Cette pratique traduit une crise d’attractivité préoccupante pour la fonction. Elle touche en particulier les communes rurales, où le vieillissement de la population et le désintérêt des actifs pour l’engagement politique compliquent la constitution de listes stables et durables. Le maintien du maire en tant que simple conseiller municipal après sa démission montre néanmoins une volonté de rester utile à la collectivité malgré la lourdeur de la fonction.
La santé des maires
La santé des maires devient un sujet central. Près de 13 % des démissions sont motivées par des raisons médicales (maladies chroniques, accidents, vieillissement), et 5,1 % par une fatigue morale intense, souvent qualifiée par les intéressés eux-mêmes de « burn-out ».
Les maires cumulent les responsabilités : gestion des crises (COVID, intempéries, inflation des coûts de l’énergie), surcharge administrative croissante, tensions avec les administrés ou les services déconcentrés de l’État. Les élus professionnels – exerçant une autre activité salariée – sont particulièrement exposés à ces risques d’épuisement.
Plusieurs cas médiatisés dans des villes moyennes comme Périgueux ou Aubervilliers ont permis de briser un tabou sur la santé mentale des élus. Mais le phénomène concerne aussi les petites communes rurales, à l’image de Beuveille (Meurthe-et-Moselle), où le maire a invoqué son épuisement pour justifier son retrait.
Un phénomène qui touche toutes les strates de population
Si les communes de moins de 500 habitants concentrent encore le plus grand nombre de démissions en volume (41,7 % du total), l’étude souligne une progression du risque de démission dans les communes de plus de 1 000 habitants, désormais les plus exposées proportionnellement (11,5 %). Un maire démissionnaire sur quatre dirigeait une commune de 1 000 à 3 500 habitants.
Une fonction fragilisée qui nécessite une réponse législative
À l’heure où les parlementaires travaillent à améliorer le statut de l’élu local, l’étude rappelle que 53 % des maires démissionnaires étaient en fonction pour la première fois. Un chiffre qui traduit à la fois un renouvellement démocratique fort… et une déception à la hauteur des espérances.
Pas de corrélation directe avec les violences subies
Si les agressions verbales ou physiques à l’encontre des maires préoccupent légitimement les associations d’élus, l’enquête souligne qu’elles ne constituent pas un motif direct de démission dans la majorité des cas.
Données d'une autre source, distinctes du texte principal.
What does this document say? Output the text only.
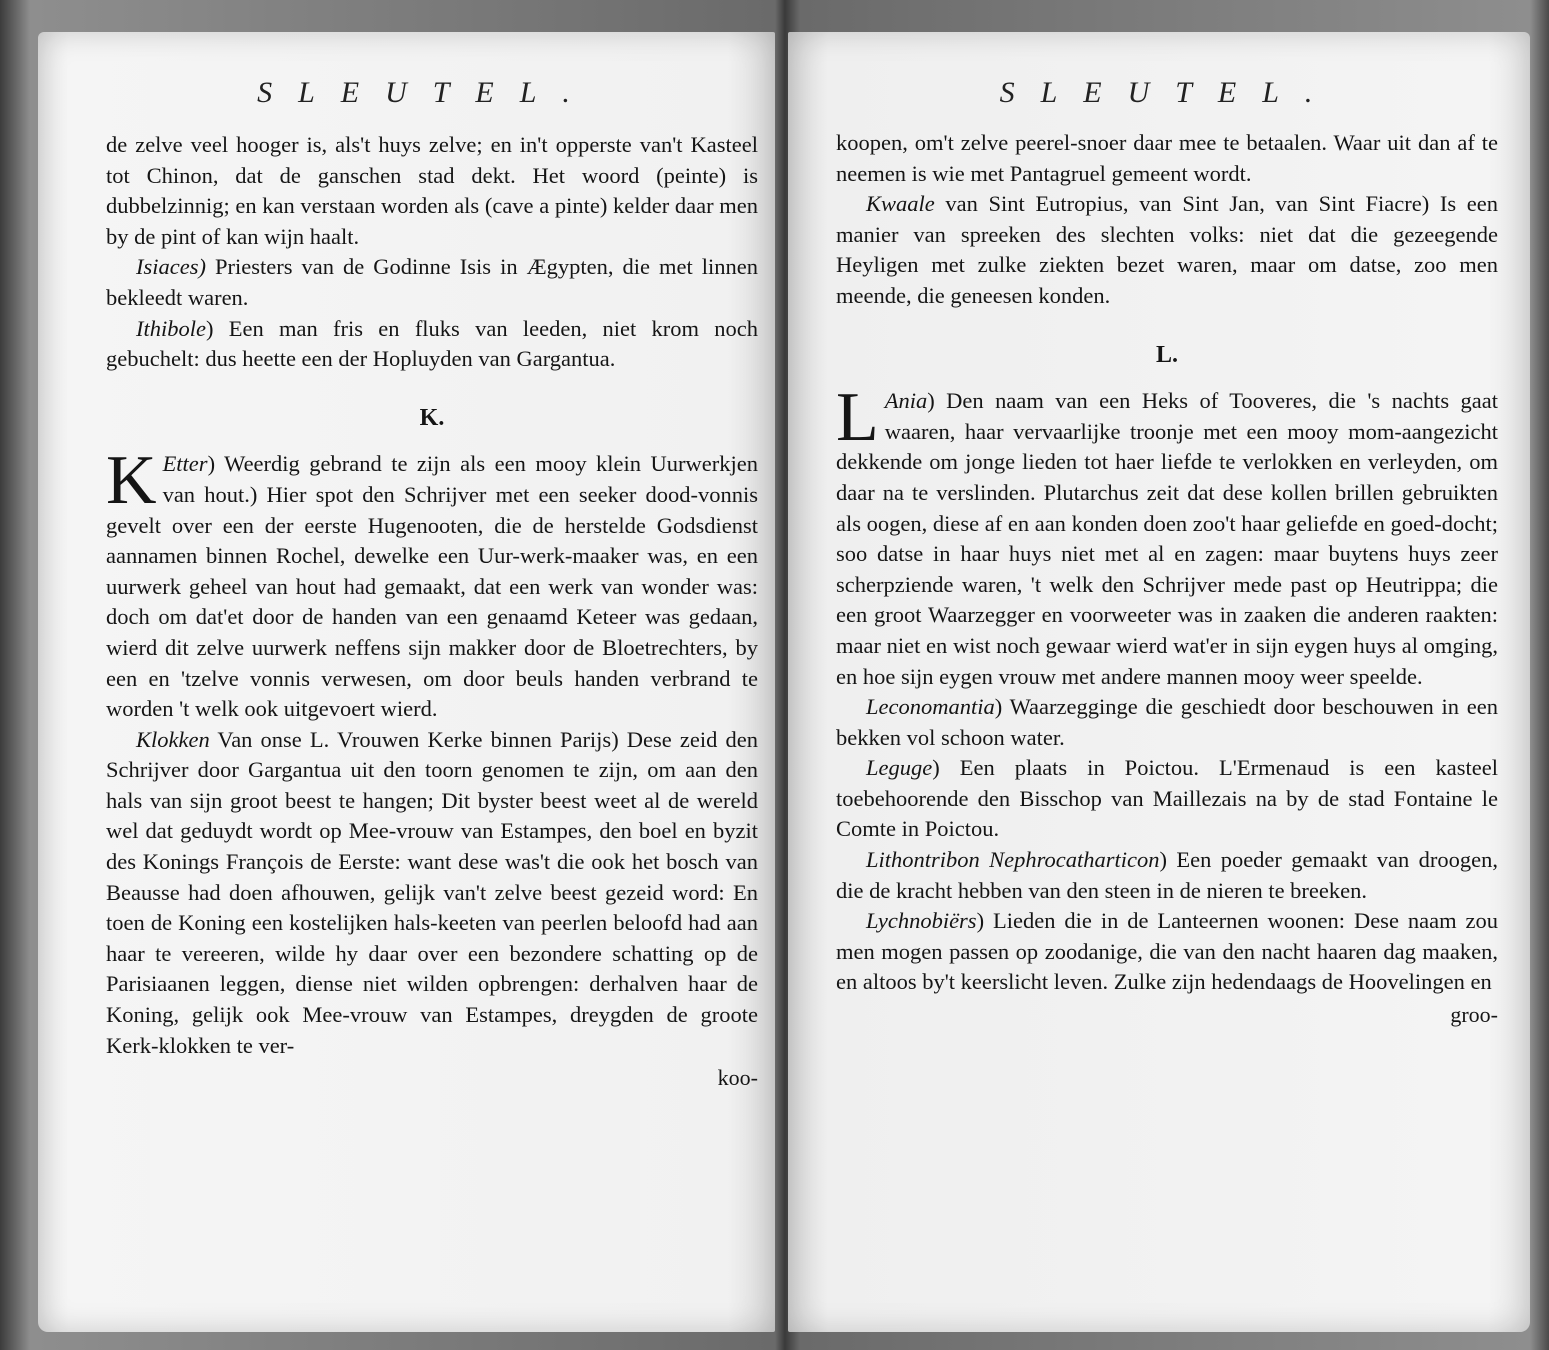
SLEUTEL.

de zelve veel hooger is, als't huys zelve; en in't opperste van't Kasteel tot Chinon, dat de ganschen stad dekt. Het woord (peinte) is dubbelzinnig; en kan verstaan worden als (cave a pinte) kelder daar men by de pint of kan wijn haalt.

Isiaces) Priesters van de Godinne Isis in Ægypten, die met linnen bekleedt waren.

Ithibole) Een man fris en fluks van leeden, niet krom noch gebuchelt: dus heette een der Hopluyden van Gargantua.

K.

K Etter) Weerdig gebrand te zijn als een mooy klein Uurwerkjen van hout.) Hier spot den Schrijver met een seeker dood-vonnis gevelt over een der eerste Hugenooten, die de herstelde Godsdienst aannamen binnen Rochel, dewelke een Uur-werk-maaker was, en een uurwerk geheel van hout had gemaakt, dat een werk van wonder was: doch om dat'et door de handen van een genaamd Keteer was gedaan, wierd dit zelve uurwerk neffens sijn makker door de Bloetrechters, by een en 'tzelve vonnis verwesen, om door beuls handen verbrand te worden 't welk ook uitgevoert wierd.

Klokken Van onse L. Vrouwen Kerke binnen Parijs) Dese zeid den Schrijver door Gargantua uit den toorn genomen te zijn, om aan den hals van sijn groot beest te hangen; Dit byster beest weet al de wereld wel dat geduydt wordt op Mee-vrouw van Estampes, den boel en byzit des Konings François de Eerste: want dese was't die ook het bosch van Beausse had doen afhouwen, gelijk van't zelve beest gezeid word: En toen de Koning een kostelijken hals-keeten van peerlen beloofd had aan haar te vereeren, wilde hy daar over een bezondere schatting op de Parisiaanen leggen, diense niet wilden opbrengen: derhalven haar de Koning, gelijk ook Mee-vrouw van Estampes, dreygden de groote Kerk-klokken te ver-

koo-
SLEUTEL.

koopen, om't zelve peerel-snoer daar mee te betaalen. Waar uit dan af te neemen is wie met Pantagruel gemeent wordt.

Kwaale van Sint Eutropius, van Sint Jan, van Sint Fiacre) Is een manier van spreeken des slechten volks: niet dat die gezeegende Heyligen met zulke ziekten bezet waren, maar om datse, zoo men meende, die geneesen konden.

L.

L Ania) Den naam van een Heks of Tooveres, die 's nachts gaat waaren, haar vervaarlijke troonje met een mooy mom-aangezicht dekkende om jonge lieden tot haer liefde te verlokken en verleyden, om daar na te verslinden. Plutarchus zeit dat dese kollen brillen gebruikten als oogen, diese af en aan konden doen zoo't haar geliefde en goed-docht; soo datse in haar huys niet met al en zagen: maar buytens huys zeer scherpziende waren, 't welk den Schrijver mede past op Heutrippa; die een groot Waarzegger en voorweeter was in zaaken die anderen raakten: maar niet en wist noch gewaar wierd wat'er in sijn eygen huys al omging, en hoe sijn eygen vrouw met andere mannen mooy weer speelde.

Leconomantia) Waarzegginge die geschiedt door beschouwen in een bekken vol schoon water.

Leguge) Een plaats in Poictou. L'Ermenaud is een kasteel toebehoorende den Bisschop van Maillezais na by de stad Fontaine le Comte in Poictou.

Lithontribon Nephrocatharticon) Een poeder gemaakt van droogen, die de kracht hebben van den steen in de nieren te breeken.

Lychnobiërs) Lieden die in de Lanteernen woonen: Dese naam zou men mogen passen op zoodanige, die van den nacht haaren dag maaken, en altoos by't keerslicht leven. Zulke zijn hedendaags de Hoovelingen en

groo-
Moins de 40 démissions ont été directement attribuées à des violences subies, même si ces actes contribuent indéniablement à un climat d’anxiété généralisée.
Quel avenir pour l’engagement local ?
À l’approche des élections municipales de 2026, ce phénomène interpelle sur l’attractivité même de la fonction de maire. Si la France peut se féliciter d’un fort taux d’engagement citoyen – près d’un Français sur cinquante se porte candidat lors des scrutins municipaux – cette dynamique pourrait s’éroder si la charge pesant sur les élus n’est pas mieux reconnue et accompagnée.